After a decent intermission which allowed Sullivan ample time to interact with fans at the merch table, the main event was to arrive. Though up in the years, Buddy Guy carried with him to the stage the presence of a much younger man. Spry, clever, witty, energetic and talented, Buddy Guy showed what a masterful blues artist truly looks like. Part storyteller, part comedian, part performance artist, Buddy Guy was more one-man-variety-show than musician, and he showed a deft understanding of what it means to work a crowd. While Quinn Sullivan’s act was defined by his youthful vigor, Buddy Guy’s was defined by the wisdom of age and his decades as a performer. In Guy you saw a man in his element, who spoke to a crowd in a way that felt as though he talked to each of them as an individual. He had a masterful understanding of using volume as a storytelling tool, performing quietly, softly, sometimes so low that one had to strain to hear, just as often as he would belt out and riff with an unbelievable energy.

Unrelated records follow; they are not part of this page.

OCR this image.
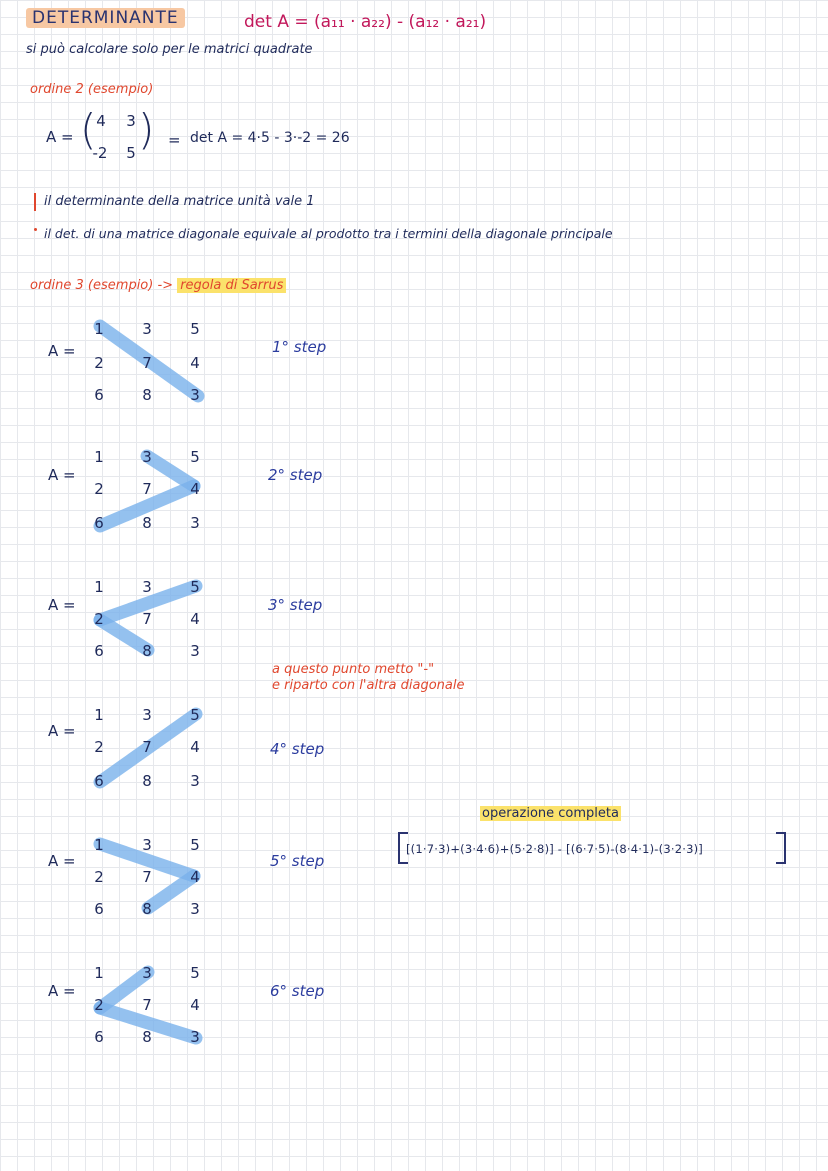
DETERMINANTE	det A = (a₁₁ · a₂₂) - (a₁₂ · a₂₁)
si può calcolare solo per le matrici quadrate
ordine 2 (esempio)
A = ( )
4 3
-2 5
= det A = 4·5 - 3·-2 = 26
il determinante della matrice unità vale 1
il det. di una matrice diagonale equivale al prodotto tra i termini della diagonale principale
ordine 3 (esempio) -> regola di Sarrus
A =
1	3	5
2	7	4
6	8	3
1° step
A =
1	3	5
2	7	4
6	8	3
2° step
A =
1	3	5
2	7	4
6	8	3
3° step
a questo punto metto "-"
e riparto con l'altra diagonale
A =
1	3	5
2	7	4
6	8	3
4° step
A =
1	3	5
2	7	4
6	8	3
5° step
A =
1	3	5
2	7	4
6	8	3
6° step
operazione completa
[(1·7·3)+(3·4·6)+(5·2·8)] - [(6·7·5)-(8·4·1)-(3·2·3)]
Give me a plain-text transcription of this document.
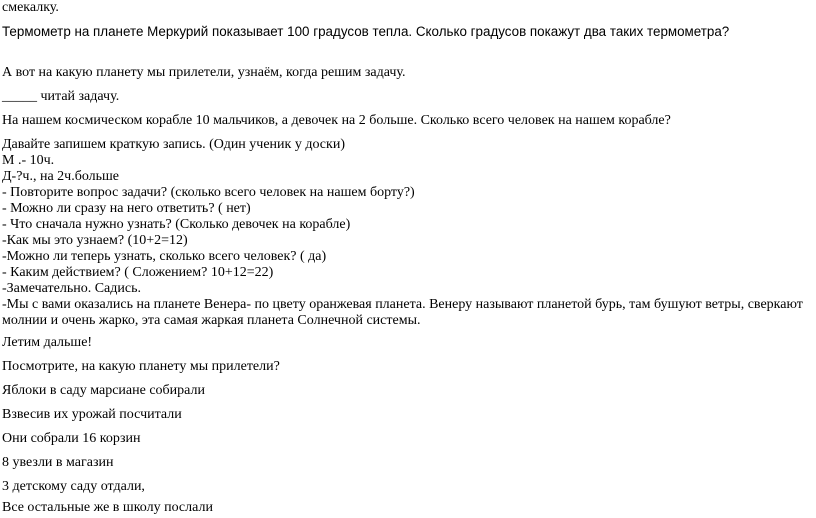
смекалку.
Термометр на планете Меркурий показывает 100 градусов тепла. Сколько градусов покажут два таких термометра?
А вот на какую планету мы прилетели, узнаём, когда решим задачу.
_____ читай задачу.
На нашем космическом корабле 10 мальчиков, а девочек на 2 больше. Сколько всего человек на нашем корабле?
Давайте запишем краткую запись. (Один ученик у доски)
М .- 10ч.
Д-?ч., на 2ч.больше
- Повторите вопрос задачи? (сколько всего человек на нашем борту?)
- Можно ли сразу на него ответить? ( нет)
- Что сначала нужно узнать? (Сколько девочек на корабле)
-Как мы это узнаем? (10+2=12)
-Можно ли теперь узнать, сколько всего человек? ( да)
- Каким действием? ( Сложением? 10+12=22)
-Замечательно. Садись.
-Мы с вами оказались на планете Венера- по цвету оранжевая планета. Венеру называют планетой бурь, там бушуют ветры, сверкают молнии и очень жарко, эта самая жаркая планета Солнечной системы.
Летим дальше!
Посмотрите, на какую планету мы прилетели?
Яблоки в саду марсиане собирали
Взвесив их урожай посчитали
Они собрали 16 корзин
8 увезли в магазин
3 детскому саду отдали,
Все остальные же в школу послали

Buddy Guy radiated love and enthusiasm from the stage, glowing with an internal energy that radiated out to touch the crowd and bind them in something unifying, something beautiful. These are songs and solos that Buddy Guy has heard and performed numerous times in his legendary career, but every note felt as fresh and as new as the first moment it was played. The feeling of being in the presence of something special was constant while Buddy Guy was on the stage, a lingering sensation that you’re in the presence of a lost generation of real performers, a generation who played with love and heart, who felt everything they played and believed every story they spun, no matter how ridiculous.
Buddy Guy’s performance at the Minnesota Zoo's Weesner Family Amphitheater was a singularly wonderful evening, a moment in time well worth being part of. The evening was an affirmation of timeless human concepts, captured in a style of music which is not bound to any era but is equally as timeless as the concepts it explores. It honored the history of the genre, showing love and respect to those who came before, while giving all of us in the audience an assurance that the genre is alive and well and in good hands with another generation.